Long ago, Paul Lévy invented a strange family of random walks – where each segment has a very broad probability distribution. These flights, when they are observed on a macroscopic scale, do not follow the standard Gaussian statistics. When I was a student, Lévy's idea appeared to me as (a) amusing, (b) simple – all the statistics can be handled via Fourier transforms – and (c) somewhat baroque: where would it apply?
As often happens with new mathematical ideas, the fruits came later. For example, é. Bouchaud proved that adsorbed polymer chains often behave like Lévy flights. In a very different sector, J.P. Bouchaud showed the role of Lévy distributions in risk evaluation. Now we meet a third major example, which is described in this book: cold atoms.
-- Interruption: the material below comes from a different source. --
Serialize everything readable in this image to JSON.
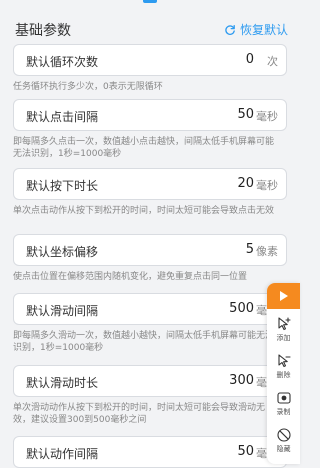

The starting point is a jewel of quantum physics: we think of an atom in a state of 0 translational momentum p = 0 (zero Doppler effect), inside a suitably prescribed laser field. For instance, with an angular momentum J = 1 we can have two ground states │+〉 and │−〉, and one excited state │0〉. The particular state │+〉+│−〉 has an admirable property: it is entirely decoupled from the radiation and can live for an indefinitely long time. It is thus possible to create a trap (around p = 0 in momentum space) in which the atoms will live for very long times: this so-called ‘ subrecoil laser cooling’ has been a major advance of recent years.